Reply To: Newly diagnosed with CIDP and Breastfeeding

June 12, 2017 at 9:06 am

Hello, don’t feel helpless and too depressed just yet. You are right, getting diagnosed early on increases your chance of having a good prognosis. But you do need to find the right treatment. Give IVIG another try. If IVIG does work it can be a good treatment. I was diagnosed and received IVIG within 5 months of my first tingling and I am 5 years out now since first diagnoses. I also was a young mother with a toddler at the time of diagnosis. It was hard because I thought I was going to be weak and feeling sick forever. But the IVIG really helped me. I initially received a large loading dose and then started getting about 35 grams every 3 weeks. I am not still at 35 grams but I receive it every 5 weeks as a maintenance.

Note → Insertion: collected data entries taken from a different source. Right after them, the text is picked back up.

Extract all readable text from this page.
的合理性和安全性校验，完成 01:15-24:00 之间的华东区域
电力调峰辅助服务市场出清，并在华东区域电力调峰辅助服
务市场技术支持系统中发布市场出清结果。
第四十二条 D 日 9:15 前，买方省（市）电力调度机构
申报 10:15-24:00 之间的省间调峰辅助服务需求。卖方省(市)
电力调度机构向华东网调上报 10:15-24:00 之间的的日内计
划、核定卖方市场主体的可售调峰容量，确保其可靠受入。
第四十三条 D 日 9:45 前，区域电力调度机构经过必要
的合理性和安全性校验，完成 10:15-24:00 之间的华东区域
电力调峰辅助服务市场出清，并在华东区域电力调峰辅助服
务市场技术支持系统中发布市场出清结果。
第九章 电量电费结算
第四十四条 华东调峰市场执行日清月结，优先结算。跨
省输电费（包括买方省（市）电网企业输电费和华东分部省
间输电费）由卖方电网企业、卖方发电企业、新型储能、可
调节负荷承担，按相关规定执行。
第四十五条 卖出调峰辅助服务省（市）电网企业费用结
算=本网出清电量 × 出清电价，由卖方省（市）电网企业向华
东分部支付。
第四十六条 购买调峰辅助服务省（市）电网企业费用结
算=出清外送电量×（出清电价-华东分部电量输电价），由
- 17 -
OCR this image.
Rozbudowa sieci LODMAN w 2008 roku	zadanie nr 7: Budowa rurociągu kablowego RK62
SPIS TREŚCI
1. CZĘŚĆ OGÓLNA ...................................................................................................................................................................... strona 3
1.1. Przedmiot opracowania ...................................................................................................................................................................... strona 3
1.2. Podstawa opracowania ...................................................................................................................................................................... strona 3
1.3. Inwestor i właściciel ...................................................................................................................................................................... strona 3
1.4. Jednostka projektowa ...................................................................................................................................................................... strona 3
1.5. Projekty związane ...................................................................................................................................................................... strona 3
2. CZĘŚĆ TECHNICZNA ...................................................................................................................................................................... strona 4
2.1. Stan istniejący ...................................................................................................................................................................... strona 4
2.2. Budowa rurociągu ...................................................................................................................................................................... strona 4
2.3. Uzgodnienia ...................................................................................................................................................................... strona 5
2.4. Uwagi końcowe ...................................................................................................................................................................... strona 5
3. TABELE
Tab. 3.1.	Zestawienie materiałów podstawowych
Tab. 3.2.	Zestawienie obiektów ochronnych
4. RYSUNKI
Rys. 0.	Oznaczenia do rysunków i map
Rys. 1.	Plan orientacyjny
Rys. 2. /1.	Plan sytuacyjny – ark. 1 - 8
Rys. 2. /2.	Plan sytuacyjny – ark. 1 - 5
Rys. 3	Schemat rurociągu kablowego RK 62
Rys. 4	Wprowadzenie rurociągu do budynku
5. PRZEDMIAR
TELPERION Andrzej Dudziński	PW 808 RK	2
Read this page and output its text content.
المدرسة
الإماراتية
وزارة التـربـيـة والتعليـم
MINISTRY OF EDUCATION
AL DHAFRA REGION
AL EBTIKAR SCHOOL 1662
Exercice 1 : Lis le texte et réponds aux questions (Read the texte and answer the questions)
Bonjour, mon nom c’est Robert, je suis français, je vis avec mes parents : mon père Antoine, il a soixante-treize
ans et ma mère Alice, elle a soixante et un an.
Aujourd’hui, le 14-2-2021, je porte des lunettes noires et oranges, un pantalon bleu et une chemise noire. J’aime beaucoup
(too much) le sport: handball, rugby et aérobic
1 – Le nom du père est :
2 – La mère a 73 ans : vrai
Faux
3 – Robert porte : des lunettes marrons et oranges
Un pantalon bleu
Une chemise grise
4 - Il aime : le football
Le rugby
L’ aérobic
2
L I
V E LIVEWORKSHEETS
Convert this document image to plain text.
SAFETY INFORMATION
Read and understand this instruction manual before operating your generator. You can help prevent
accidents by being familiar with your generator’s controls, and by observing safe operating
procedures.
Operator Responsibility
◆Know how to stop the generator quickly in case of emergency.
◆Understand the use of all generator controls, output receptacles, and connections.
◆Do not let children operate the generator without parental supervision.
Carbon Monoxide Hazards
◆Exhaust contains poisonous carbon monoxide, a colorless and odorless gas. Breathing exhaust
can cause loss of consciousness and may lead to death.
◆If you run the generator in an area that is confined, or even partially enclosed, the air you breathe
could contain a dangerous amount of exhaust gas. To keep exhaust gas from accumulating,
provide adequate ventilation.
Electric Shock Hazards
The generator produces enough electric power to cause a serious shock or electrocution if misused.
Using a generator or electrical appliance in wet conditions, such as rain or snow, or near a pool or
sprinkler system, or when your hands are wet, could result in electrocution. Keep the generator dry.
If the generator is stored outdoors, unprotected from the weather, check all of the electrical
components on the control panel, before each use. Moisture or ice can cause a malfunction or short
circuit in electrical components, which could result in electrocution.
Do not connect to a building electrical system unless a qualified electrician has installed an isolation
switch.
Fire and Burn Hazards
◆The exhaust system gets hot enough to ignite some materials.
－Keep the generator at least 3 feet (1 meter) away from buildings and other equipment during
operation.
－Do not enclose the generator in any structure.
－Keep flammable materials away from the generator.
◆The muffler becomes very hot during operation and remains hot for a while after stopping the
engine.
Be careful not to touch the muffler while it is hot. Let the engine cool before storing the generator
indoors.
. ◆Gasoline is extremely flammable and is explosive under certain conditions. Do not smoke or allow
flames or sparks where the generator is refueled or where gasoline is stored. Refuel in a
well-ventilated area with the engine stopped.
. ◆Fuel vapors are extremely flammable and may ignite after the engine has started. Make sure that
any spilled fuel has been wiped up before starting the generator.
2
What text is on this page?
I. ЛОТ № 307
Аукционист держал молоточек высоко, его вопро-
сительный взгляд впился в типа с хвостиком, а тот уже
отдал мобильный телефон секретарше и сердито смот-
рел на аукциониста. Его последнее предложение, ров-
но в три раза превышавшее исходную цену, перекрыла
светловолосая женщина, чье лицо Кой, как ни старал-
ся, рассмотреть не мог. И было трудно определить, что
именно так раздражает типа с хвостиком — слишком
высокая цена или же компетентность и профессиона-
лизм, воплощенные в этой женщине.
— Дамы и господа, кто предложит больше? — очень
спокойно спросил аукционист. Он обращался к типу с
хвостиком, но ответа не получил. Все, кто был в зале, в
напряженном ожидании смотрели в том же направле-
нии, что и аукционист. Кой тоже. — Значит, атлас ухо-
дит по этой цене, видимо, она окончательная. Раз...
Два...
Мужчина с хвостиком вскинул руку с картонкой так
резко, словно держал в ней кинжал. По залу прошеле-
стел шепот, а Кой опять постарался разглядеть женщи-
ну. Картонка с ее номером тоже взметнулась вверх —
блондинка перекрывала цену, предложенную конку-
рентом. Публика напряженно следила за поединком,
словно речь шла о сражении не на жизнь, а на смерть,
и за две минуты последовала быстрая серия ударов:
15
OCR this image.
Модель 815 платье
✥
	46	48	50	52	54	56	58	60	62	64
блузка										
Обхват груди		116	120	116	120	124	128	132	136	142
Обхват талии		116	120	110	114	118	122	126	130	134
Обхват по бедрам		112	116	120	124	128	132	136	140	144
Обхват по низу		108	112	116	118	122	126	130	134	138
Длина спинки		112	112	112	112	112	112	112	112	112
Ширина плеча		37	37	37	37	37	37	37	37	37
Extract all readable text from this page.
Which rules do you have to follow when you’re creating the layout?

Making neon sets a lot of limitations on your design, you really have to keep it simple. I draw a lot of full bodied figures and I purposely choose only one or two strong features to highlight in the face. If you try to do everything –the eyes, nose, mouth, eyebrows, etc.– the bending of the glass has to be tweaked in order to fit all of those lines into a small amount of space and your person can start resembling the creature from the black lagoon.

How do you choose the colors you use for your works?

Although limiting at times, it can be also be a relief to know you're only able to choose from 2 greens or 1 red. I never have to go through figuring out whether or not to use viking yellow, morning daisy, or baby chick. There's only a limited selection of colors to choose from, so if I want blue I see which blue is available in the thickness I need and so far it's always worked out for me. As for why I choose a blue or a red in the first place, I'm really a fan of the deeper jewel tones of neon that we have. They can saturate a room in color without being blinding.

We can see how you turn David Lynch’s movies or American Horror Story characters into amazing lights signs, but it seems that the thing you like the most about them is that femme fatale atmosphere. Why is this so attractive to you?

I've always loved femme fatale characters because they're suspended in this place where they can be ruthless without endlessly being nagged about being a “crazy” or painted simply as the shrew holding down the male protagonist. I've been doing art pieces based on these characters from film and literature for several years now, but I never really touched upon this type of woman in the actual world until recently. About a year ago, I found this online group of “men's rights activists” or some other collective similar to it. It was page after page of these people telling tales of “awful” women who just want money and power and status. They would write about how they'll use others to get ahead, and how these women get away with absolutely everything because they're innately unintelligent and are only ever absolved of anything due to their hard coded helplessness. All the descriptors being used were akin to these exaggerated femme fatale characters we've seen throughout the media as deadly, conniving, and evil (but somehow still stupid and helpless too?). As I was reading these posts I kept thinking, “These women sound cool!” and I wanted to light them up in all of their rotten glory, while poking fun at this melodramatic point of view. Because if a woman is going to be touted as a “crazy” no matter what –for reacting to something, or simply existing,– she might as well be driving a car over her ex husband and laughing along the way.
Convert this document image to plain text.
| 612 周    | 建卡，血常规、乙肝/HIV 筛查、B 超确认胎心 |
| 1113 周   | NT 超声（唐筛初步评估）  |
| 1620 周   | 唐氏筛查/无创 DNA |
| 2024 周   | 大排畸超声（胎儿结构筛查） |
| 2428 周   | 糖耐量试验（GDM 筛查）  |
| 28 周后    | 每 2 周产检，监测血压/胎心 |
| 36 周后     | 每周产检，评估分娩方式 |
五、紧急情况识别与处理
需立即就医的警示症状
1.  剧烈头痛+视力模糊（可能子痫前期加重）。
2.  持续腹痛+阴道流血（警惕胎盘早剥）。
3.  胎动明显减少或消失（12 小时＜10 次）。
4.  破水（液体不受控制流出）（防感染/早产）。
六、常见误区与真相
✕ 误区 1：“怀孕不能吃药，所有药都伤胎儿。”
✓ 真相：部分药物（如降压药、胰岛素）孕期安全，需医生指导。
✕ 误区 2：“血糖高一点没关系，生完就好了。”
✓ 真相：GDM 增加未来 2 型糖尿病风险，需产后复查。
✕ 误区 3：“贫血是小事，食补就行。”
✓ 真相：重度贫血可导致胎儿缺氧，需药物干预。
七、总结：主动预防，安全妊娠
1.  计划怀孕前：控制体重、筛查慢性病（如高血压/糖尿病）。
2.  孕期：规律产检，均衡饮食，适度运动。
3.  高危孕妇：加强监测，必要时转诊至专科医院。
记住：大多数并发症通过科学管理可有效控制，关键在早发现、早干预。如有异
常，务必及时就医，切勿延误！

I am one of the lucky ones I guess because i was treated so early. As long as I receive my infusion I feel almost normal. I have very minor issues (usually when I am getting close to needing my next infusion). I have not had to modify my lifestyle much and kept up with my daughter. I am not chiming in to make you feel bad because I am not having problems. I am responding to let you know that CIDP is not a death sentence and hopefully you will find the right treatment and go on with your life as close to normal as possible. Nothing much has changed in my life except I have to have an infusion every 5 weeks. I no do my infusions in my own home and they are not as invasive time-wise either. What use to take 5 hours now only takes about 3 hours as I am able to run the infusion at a high rate since I do not have any side-effects from Gamunux. So cheer up and try not to feel too depressed. Your state of mind really makes a difference as to how your body responds to CIDP. I do know when I get stressed or depressed my symptoms return and I feel icky. I also agree with LMayberry, if the IVIG does not help within the next few weeks then insist on another line of treatment so you can stop this assault on your nerves so you don’t have any lasting nerve damage. Good luck. Take one day at a time but do know that you can live a productive and near-normal life with CIDP. I have CIDP, CIDP does not have me!